The Austin Chronicle

https://www.austinchronicle.com/events/film/2009-03-27/gomorrah/

Gomorrah

Not rated, 136 min. Directed by Matteo Garrone. Starring Salvatore Abruzzese, Toni Servillo, Gianfelice Imparato, Maria Nazionale, Carmine Paternoster, Salvatore Cantalupo, Marco Macor, Ciro Petrone.

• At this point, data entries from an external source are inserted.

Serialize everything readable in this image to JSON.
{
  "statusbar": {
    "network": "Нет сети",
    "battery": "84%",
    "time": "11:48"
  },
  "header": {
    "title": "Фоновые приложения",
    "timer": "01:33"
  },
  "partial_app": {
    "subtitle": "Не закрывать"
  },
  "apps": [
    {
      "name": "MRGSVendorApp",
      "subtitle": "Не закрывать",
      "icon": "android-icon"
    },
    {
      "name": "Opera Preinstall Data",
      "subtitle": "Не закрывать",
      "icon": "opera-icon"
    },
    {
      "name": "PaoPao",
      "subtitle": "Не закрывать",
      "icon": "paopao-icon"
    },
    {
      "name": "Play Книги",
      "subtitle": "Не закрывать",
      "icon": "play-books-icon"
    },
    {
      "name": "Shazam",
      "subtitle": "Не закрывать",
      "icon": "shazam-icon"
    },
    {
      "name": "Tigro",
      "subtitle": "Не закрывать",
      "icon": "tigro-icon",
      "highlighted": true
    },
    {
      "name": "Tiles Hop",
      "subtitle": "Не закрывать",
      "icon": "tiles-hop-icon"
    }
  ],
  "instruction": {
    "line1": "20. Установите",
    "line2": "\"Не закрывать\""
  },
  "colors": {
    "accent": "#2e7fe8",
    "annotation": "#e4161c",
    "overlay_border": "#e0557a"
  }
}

REVIEWED By Marc Savlov, Fri., March 27, 2009

Based on Roberto Saviano's bestselling exposé about the Italian crime machine known as the Camorra, Gomorrah (pun intended) is riveting from its first frame to its last. As a deromanticizing of the myth of the suave, Michael Corleone-style gangster icon, the film is overwhelmingly effective. But considering that what you're seeing is, essentially, what's actually happening in and around Naples right now, Gomorrah begins to feel more like a weird, Jodorowsky-esque surrealist nightmare. It's amoebic in its portrayal of the society-wrecking, viral nature of organized crime, and it has no room for sentimentality or even, in the end, hope. For sure, it's a violent gangster movie; it doesn't glamorize the lifestyle one bit. (Saviano, who had a hand in the screenplay, has been under police protection since his book was published three years ago.) Shot in a flat, unobtrusive documentary style by cinematographer Marco Onorato, Gomorrah weaves together five separate storylines, all of which, in turn, revolve around a seedy, crumbling tenement on the outskirts of Naples. There's 13-year old Totò (Abruzzese), an inherently good kid sucked into the vortex of the Camorra when he does some low-level hoods a semiaccidental favor involving a misplaced handgun. There are two Scarface-quoting teenage lamebrains, Marco (Macor) and Ciro (Petrone), who scheme to steal a cache of weaponry from some other local hoods, with predictably disastrous results. And then there are the weasely, hapless moneyman Don Ciro (Imparato); his unctuous, casually evil boss, Franco (Servillo); and, finally, Pasquale (Cantalupo), a frazzled haute-couture tailor who's in a bind over how to keep up with the protection money he owes the Camorra. All the characters are brilliantly delineated, the grimy plazas and parking garages equally, drably arresting. This film is gorgeous like a corpse, but there's no rigor mortis yet; it moves to the inexorable beat of 9mm slugs hitting human meat. Director Garrone's unflinching portrait of a very real hell on earth won the Grand Prix at the 2008 Cannes Film Festival (plus a boatload of other awards), but this isn't some pomo arthouse picture looking to score points by subverting the gangster paradigm; it's a killer film about killers who idolize film but are unable or unwilling to parse the doom that always crops up come Act III. "Gomorrah: See Naples and die," or, more accurately "Gomorrah: See Naples die."